Greg Kot of the Chicago Tribune wrote, "The Legendary Shack Shakerswere [the} single scariest band with an X-rated set fueled by whiskey, repressed memories of schoolyard beatings and rockabilly." Another new name on the bill is Bleed. This trio embraces '50s and '60s rock 'n' roll; you can hear their .mp3s at www.bleedonline.net. Powered by their first album in five years, A Lot To Forget (Slovenly Recordings), The Subsonics' influences include Voidoids, Bo Diddley, Wilson Pickett, Ike & Tina Turner, Little Richard, Phil Spector, and the Velvet Underground. Also returning are The Cowslingers, who've been readying their new release, Cowslinger Deluxe (Shake It). They have a flair for mixing parts of rockabilly, punk, country and garage rock into their own "cowpunkabilly sound." Regular 'fest goers also know Mondo Topless, the Farfisa-powered Philly combo that took its name from a Russ Meyer movie. New kids Little Killers are a trio from Brooklyn that have been voted "Best garage punk band in the USA" by blankgeneration.com.
Sunday, Aug. 17
Described as a 10th Anniversary Party, Robertson adds a detail, "We wanted a party atmosphere to chill and be together," he says. " DJ Honey Machine plays a lot of imports, Malaysian garage and French ya-ya music. We'll have the Dynamite Brothers and then The Rebelles to put on a burlesque show. Oh, and we'll also have a top-secret surprise ready too." So far, my investigation has turned up that the "surprise" does not include S.C.O.T.S. --but who knows what Robertson has hidden inside his Eric Von Zipper German army helmet?
There is a very busy nation-wide revival of burlesque theatre and performance in effect, nearly all of it started and directed by women. The Rebelles (www.therebelles.com) sprung out of a vibrant club scene in Asheville, NC. The 16 members of the troupe have stage names like Betty Cocker, Allison Wonderpants, Tequila Mockingbird, Kitty Coming and Frau Lippenstift. Free of pleasing what was once a traditionally male market, these modern-day strippers work in skits and musical bits that reflect how they as women feel about sexuality, pop-culture and gender. Traditionalists don't be dismayed--there's a lot of good old-fashioned naughty fun to be had, too.

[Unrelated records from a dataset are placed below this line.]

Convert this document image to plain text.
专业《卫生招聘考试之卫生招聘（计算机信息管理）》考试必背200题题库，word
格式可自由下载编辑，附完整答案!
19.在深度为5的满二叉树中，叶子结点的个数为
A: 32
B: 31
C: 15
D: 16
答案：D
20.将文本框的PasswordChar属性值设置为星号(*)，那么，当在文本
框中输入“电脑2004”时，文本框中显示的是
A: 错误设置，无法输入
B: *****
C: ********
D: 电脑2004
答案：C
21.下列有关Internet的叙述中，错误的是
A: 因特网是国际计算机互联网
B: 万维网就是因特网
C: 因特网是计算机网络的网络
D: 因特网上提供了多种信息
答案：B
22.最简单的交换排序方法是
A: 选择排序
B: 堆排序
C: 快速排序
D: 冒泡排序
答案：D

More Sleazefest underground at the Cave
The Cave (452 1/2 Franklin Street) will also host three nights of Sleazefest. Personally, it's great for walking off a beer buzz, down Franklin Street from Local 506. The smaller grotto-with-Xmas lights atmosphere is a great place to chill and check out music on a more intimate scale. Say "hi" to Mr. Mouse behind the bar.
Here's how Robertson describes Friday night at The Cave, "The Dynamite Brothers. Now they've got that three-piece blues influence from Chapel Hill. Then there's The Ghost Writer from Austin Texas; he's a solo act, kind of like that Bob Log thing, but without Bob's weirdness, only his own. The Moaners is Melissa Swingle from Trailer Bride paired up with Laura King from Grand National----they're doing a mod thing. And The Man, that's Kevin (Clark) from Snatches (of Pink). Get ready for his alter-ego, like Iggy Pop."
Saturday gives you another chance to see Dragstrip Syndicate, as well as The Forty Fives. The Spinns, formerly known as The Clones, will pound out their Eric Burdon & The Animals style of garage rock----all this before the ever-green and always relevant Snatches Of Pink headline. They should have a new release called Hyena coming out soon, too.
The Subsonics return on Sunday, while The Pink Slips, an all-girl group from Pittsboro, does Runaways covers, 'nuff said! Hellion, as sketched by Robertson is, "Not your typical Sleazefest band. Punk and arty in their own way, with a lead harp player in her underwear." That's "harp" as in orchestra, not blues harmonica.